En même temps, on emmagasinait à bord l'eau douce en baril et la rogue pour la pêche, c'est-à­dire l'appât fait d'œufs de morue venus de Norvège et les débris de sardines.

Au point du jour, la mer étant déjà montée, les filets ont été amenés et remplacés par de hautes voiles brunes, puis chaque embarcation a doublé le musoir de la jetée et est sortie en rade. Une interminable file de voiles est passé ainsi ; par centaines, elles se sont dirigées vers le Cochon, écueil signalé par une bouée rouge, et ont alors essaimé sur toute la mer; aussi loin que l'œil pouvait regarder, ce n'étaient que voiles rousses, capricieusement penchées par le vent. Ces bateaux, je les retrouve au large maintenant, les uns rentrant au port, les moins heureux poursuivant la pêche. Nous pouvons les suivre facilement. Des indices ont fait deviner aux pêcheurs la présence des sardines. On sème la rogue pour appâter. Les voiles sont amenées, les filets sont mis à l'eau, leurs plaques de liège font des lignes sinueuses sur le flot bleu. De toutes parts accourent les mouettes et les goélands, espérant une part de curée.

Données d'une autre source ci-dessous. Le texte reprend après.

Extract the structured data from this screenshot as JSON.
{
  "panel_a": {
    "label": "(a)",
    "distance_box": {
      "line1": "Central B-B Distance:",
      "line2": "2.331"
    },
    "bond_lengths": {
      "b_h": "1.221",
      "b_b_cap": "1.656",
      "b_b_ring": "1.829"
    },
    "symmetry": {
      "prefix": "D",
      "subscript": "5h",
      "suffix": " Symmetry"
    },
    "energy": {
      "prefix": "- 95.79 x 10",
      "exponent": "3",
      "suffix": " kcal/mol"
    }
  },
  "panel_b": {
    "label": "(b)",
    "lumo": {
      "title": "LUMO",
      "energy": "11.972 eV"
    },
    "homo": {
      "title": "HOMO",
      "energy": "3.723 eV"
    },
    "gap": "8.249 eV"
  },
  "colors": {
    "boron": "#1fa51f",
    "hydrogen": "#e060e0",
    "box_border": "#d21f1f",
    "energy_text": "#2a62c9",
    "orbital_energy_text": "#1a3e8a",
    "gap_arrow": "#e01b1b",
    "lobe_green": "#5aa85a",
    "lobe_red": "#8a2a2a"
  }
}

Les embarcations marchent maintenant à la rame, traînant le filet, pendant qu'à l'arrière un homme de l'équipage achève de jeter la rogue. Déjà des bateaux ont dû prendre des sardines; autour d'eux les oiseaux tournent, nombreux. Chaque fois qu'une sardine croit s'échapper du filet en bondissant, un agile cormoran ou un goéland hardi fond sur elle et l'enlève avant même qu'elle ait touché l'eau; alors, entre tous ces pirates ailés, ce sont des combats sans fin pour arracher au premier sa proie.

Peu à peu les sardines s'accumulent au fond du bateau. Quelques navires les comptent par milliers, d'autres sont réduits à des centaines. La rogue s'épuise dans les barils, la mer descendra bientôt, il faut gagner le port. Et alors de tous points de l'horizon les voiles rousses affluent, couvrant la mer pour venir, une à une, dans le chenal de Concarneau.